A little more than a year ago, the 2,700-page Patient Protection and Affordable Care Act (PPACA) became law, changing many aspects of the health insurance industry and—in a domino effect—the provider market, the agent and broker community, and even state government functions. More changes are headed our way from the legislatures (both federal and state), regulatory agencies, and possibly even the judicial branch.

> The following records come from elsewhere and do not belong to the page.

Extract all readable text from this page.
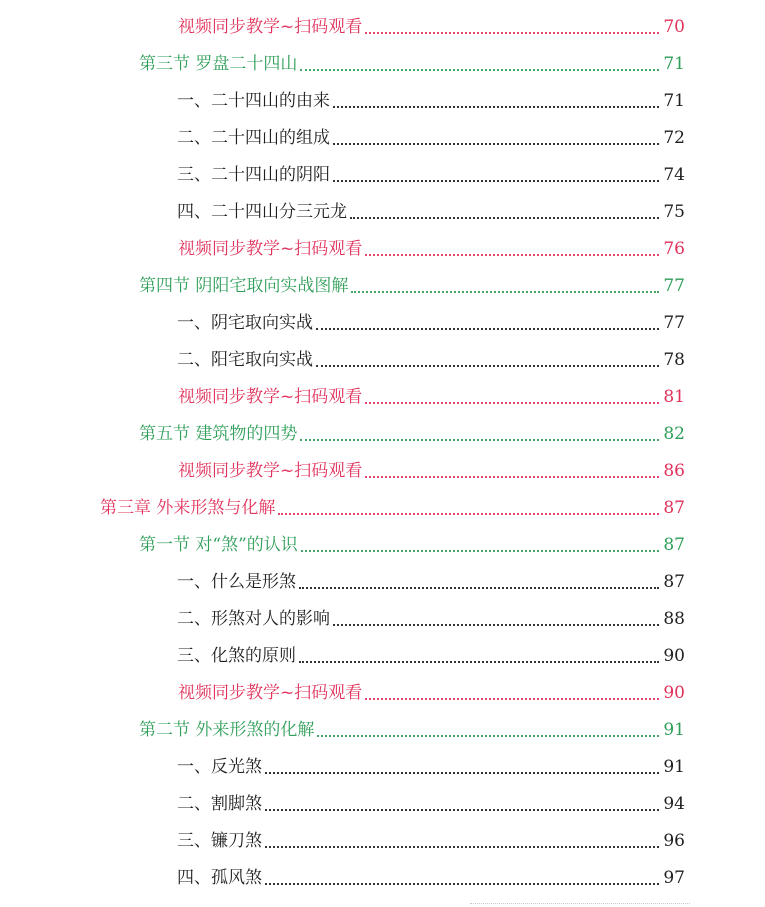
视频同步教学~扫码观看	70
第三节 罗盘二十四山	71
一、二十四山的由来	71
二、二十四山的组成	72
三、二十四山的阴阳	74
四、二十四山分三元龙	75
视频同步教学~扫码观看	76
第四节 阴阳宅取向实战图解	77
一、阴宅取向实战	77
二、阳宅取向实战	78
视频同步教学~扫码观看	81
第五节 建筑物的四势	82
视频同步教学~扫码观看	86
第三章 外来形煞与化解	87
第一节 对“煞”的认识	87
一、什么是形煞	87
二、形煞对人的影响	88
三、化煞的原则	90
视频同步教学~扫码观看	90
第二节 外来形煞的化解	91
一、反光煞	91
二、割脚煞	94
三、镰刀煞	96
四、孤风煞	97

In the judicial arena, three courts have ruled that the individual mandate in the bill is constitutional, while three other courts have ruled it unconstitutional. In early August, a three-judge panel in the 11th U.S. Circuit Court of Appeals in Atlanta found the individual mandate unconstitutional in a lawsuit brought by Florida and 25 other states. (An interesting side note: The ruling out of Atlanta is the first case where the judges’ decisions did not track based on the party affiliation of the president who appointed them.) The U.S. Department of Justice can appeal in the 11th Circuit for a full-panel hearing versus the three-judge panel ruling recently released. The case is widely expected to end up at the Supreme Court. However, with the Court’s decision not to allow a fast-tracking of any of the related cases, it will most likely be June 2012 before the first appeals case reaches the highest court in the land.
Changes for Women
Another item recently taking center stage is the addition of specific women’s preventive care services with no cost share for plan participants. These changes will take effect Aug. 1, 2012, or the first plan renewal thereafter.